The Caine Mutiny (Columbia) has plenty of what it takes to bring people into the theatersa famous title, Technicolor and four famous names: Humphrey Bogart José Ferrer. Van Johnson, Fred MacMurray. But it has less of what it takes to make a first-rate film. The movie is handsome and expert almost to the point of slickness: it is sometimes a little cold and loud where it needs the flare and hiss of honest anger.
Producer Stanley Kramer attempted the almost impossible. Four studios had dropped option on the bestselling novel before Kramer picked it up, mainly because the U.S. Navy had refused approval of the picture. In return for the Navy's cooperation (Says Kramer: "I was practically in command of Pearl Harbor for five weeks"), the moviemakers had to endure some niggling at minor points. In the outcome, even the detailed 'tween-decks griping of Herman Wouk's novel has been effectively realigned into a proper topside salute to all things Navy.
Mutiny's heaviest handicap is built right into its biggest box-office advantage: the fame of the book the movie was made from. Since a large portion of the public has studied the case of Captain Queeg right down to the last notorious strawberry, the moviemakers may have felt obligated to reproduce the main details of the case precisely as the public remembered them. As a result, the camera spends so much time swallowing evidential strawberries that it hardly has time to note that a war is going on, or that real people are involved in it.
There is, however, quite enough technical magic in the famous episodesthe target incident that gives the first hint of Queeg's queerness, the dye-marker affair that sicklies him o'er with a yellow stain of panic. These scenes, for all their episodic quality, cling together like the well-machined surfaces they are.
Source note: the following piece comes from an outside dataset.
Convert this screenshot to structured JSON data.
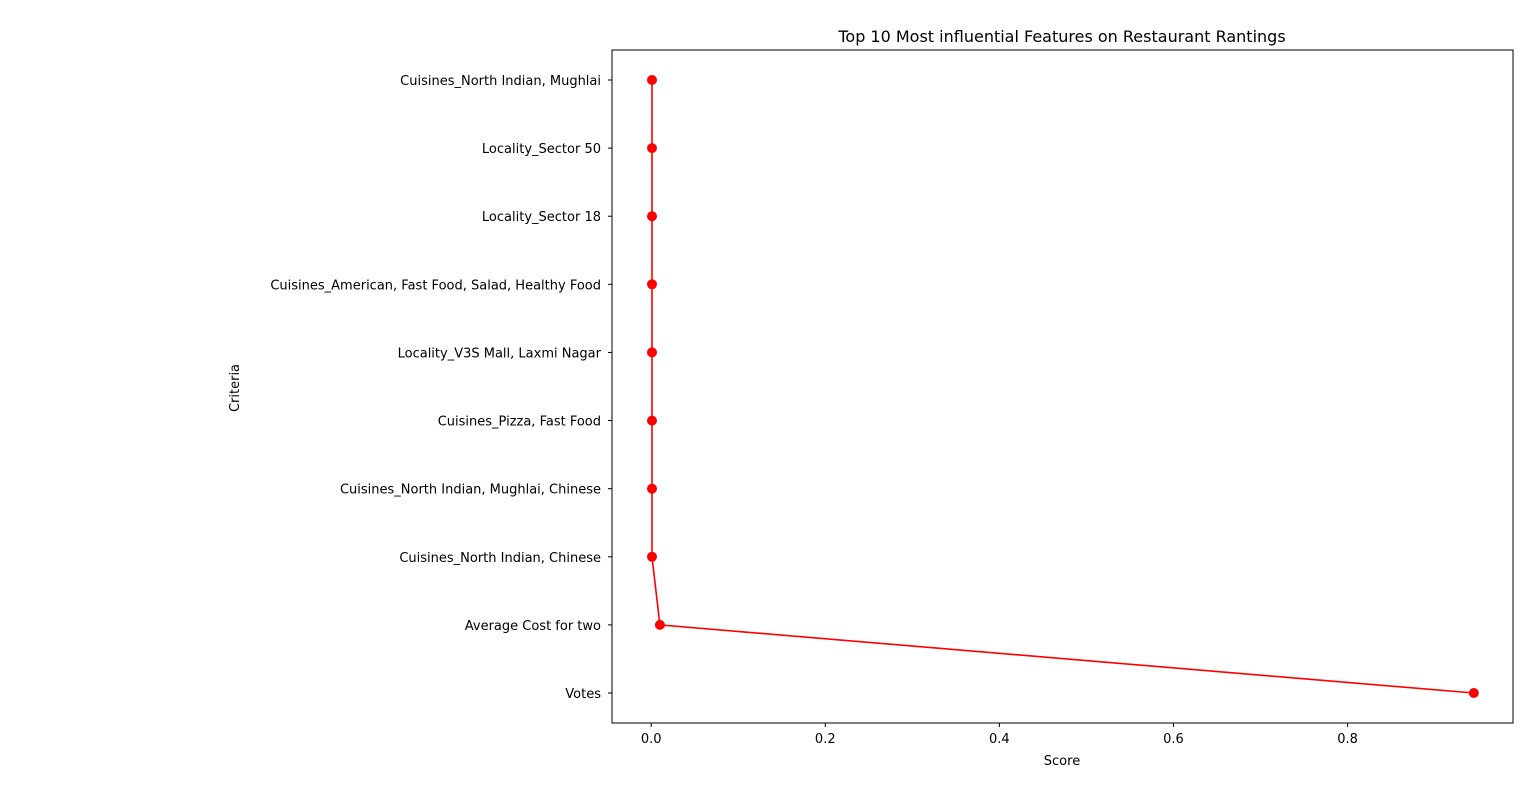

Unhappily, the climactic court-martial scene leaves something to be desired. The buildup is too rapid, the characters are too little drawn out by the suction of suspense that is too soon released. Nevertheless, the scene is charged with drama, effectively paced by Director Edward (The Juggler) Dmytryk, and well played. The massive closeup of Queeg in disintegration is almost as pitiful and terrifying as it was meant to be.
Bogart as Queeg is never less than everything the book said he was; sometimes he adds a quality of almost noble despair to the captain's sufferings. Van Johnson, who has hardened in recent years into a competent and calculating performer, brings off the square-headed Maryk surprisingly well. Fred MacMurray looks a little too dumb and stiff to be the fast-talking Keefer, but Jose Ferrer, so long as he is not required to do anything more than leer, is suitably aggressive as Barney Greenwald. E. G. Marshall has a fine stretch as the trial judge advocate.
Playgirl (Universal) is a cautionary tale for small-town girls who come to the big city. The approximate moral: when you let a man set you up in an apartment, make sure he is not a gangster, because, after all, a girl has to be careful of what people say.